Published on February 13th, 2014
Microsoft has joined with The Peace Fund to provide hygiene kits to orphans in Haiti through our partnership with Mercy & Sharing. Hygiene items were donated and assembled into kits as part of Microsoft's Corporate Citizenship Giving Program.
Mercy & Sharing is an organization that provides care and education to abandoned, orphaned and disabled children in Haiti. In conjunction with a meeting in Santa Monica, Microsoft employees brought hygiene items and put together kits for the children...a much needed item with the approaching cholera season. It may seem a simple gift, these kits can mean the difference between health or sickness, life or death.
Mercy & Sharing’s orphanage in Haiti will distribute the kits directly to kids who visit the orphanage each day, ensuring they go home with the basics they need to fight off the diseases that plague their communities.
Haiti is still grappling with a pernicious cholera epidemic nearly four years after the disease’s first appearance in the country. About 40 percent lack access to clean water, and only one in four have access to a sanitary toilet, according to the World Bank. Even if they do have safe water and proper sanitation, many Haitians are so poor that they're literally choosing between buying soap one day or buying food for their family or for their children.

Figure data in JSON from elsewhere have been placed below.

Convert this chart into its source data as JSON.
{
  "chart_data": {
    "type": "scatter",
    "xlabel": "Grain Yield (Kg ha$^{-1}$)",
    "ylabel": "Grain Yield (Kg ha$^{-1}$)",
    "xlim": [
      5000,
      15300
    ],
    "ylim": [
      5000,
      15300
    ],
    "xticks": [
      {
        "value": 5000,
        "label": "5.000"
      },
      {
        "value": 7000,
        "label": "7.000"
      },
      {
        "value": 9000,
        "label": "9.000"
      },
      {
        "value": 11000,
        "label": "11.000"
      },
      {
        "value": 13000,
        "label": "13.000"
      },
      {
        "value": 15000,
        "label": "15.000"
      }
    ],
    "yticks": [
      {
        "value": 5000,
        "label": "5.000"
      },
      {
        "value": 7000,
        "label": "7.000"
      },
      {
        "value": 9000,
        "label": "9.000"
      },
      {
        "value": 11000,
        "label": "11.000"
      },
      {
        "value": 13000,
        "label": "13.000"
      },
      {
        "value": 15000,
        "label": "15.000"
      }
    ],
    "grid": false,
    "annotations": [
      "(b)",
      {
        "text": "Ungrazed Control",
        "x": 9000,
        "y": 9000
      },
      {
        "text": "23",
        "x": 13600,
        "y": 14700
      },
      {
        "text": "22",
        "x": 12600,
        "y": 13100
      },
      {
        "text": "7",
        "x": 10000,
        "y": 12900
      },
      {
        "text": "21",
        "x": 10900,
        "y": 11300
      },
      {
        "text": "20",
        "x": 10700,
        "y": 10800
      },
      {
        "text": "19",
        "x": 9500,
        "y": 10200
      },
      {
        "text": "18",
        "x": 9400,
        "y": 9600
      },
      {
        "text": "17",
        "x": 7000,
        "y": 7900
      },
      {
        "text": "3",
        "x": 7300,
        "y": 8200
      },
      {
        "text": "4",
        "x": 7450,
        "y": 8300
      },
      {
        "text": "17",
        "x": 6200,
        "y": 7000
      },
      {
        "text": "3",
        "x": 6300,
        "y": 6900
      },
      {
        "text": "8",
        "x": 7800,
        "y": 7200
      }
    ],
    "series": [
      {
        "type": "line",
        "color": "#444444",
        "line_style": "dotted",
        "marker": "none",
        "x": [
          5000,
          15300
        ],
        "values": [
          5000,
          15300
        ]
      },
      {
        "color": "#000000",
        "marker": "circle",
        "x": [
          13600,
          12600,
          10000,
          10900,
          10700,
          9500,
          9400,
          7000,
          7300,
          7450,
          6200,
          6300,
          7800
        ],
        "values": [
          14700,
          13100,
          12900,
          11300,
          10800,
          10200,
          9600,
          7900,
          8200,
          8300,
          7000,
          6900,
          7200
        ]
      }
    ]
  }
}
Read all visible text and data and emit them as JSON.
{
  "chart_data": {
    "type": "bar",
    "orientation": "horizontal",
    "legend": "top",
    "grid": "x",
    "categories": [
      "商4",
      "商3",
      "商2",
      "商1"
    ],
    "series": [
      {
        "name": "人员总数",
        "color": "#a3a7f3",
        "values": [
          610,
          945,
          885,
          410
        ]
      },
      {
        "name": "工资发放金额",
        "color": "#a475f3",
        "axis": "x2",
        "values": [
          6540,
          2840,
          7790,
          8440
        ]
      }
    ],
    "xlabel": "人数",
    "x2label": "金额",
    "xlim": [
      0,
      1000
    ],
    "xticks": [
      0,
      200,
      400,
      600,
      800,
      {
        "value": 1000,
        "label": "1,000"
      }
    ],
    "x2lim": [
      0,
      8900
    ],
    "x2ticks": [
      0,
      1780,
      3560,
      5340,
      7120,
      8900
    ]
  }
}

Cholera spreads when people come in contact with contaminated sewage, usually through consuming unclean food or water. This happens with relative ease in communities without proper latrines, and where torrential downpours during Haiti’s rainy seasons in the spring and fall cause daily flash floods. People who contract cholera suffer excessive vomiting and diarrhea and can die of severe dehydration within 24 hours.
While Mercy & Sharing Village has access to clean water and sanitation, the threat is from contact with those children outside the village who go to school within the complex. Health education is key for everyone. Children are taught basic hygienic behaviors, including the necessity of systematic hand-washing with soap after defecation and before handling food or eating.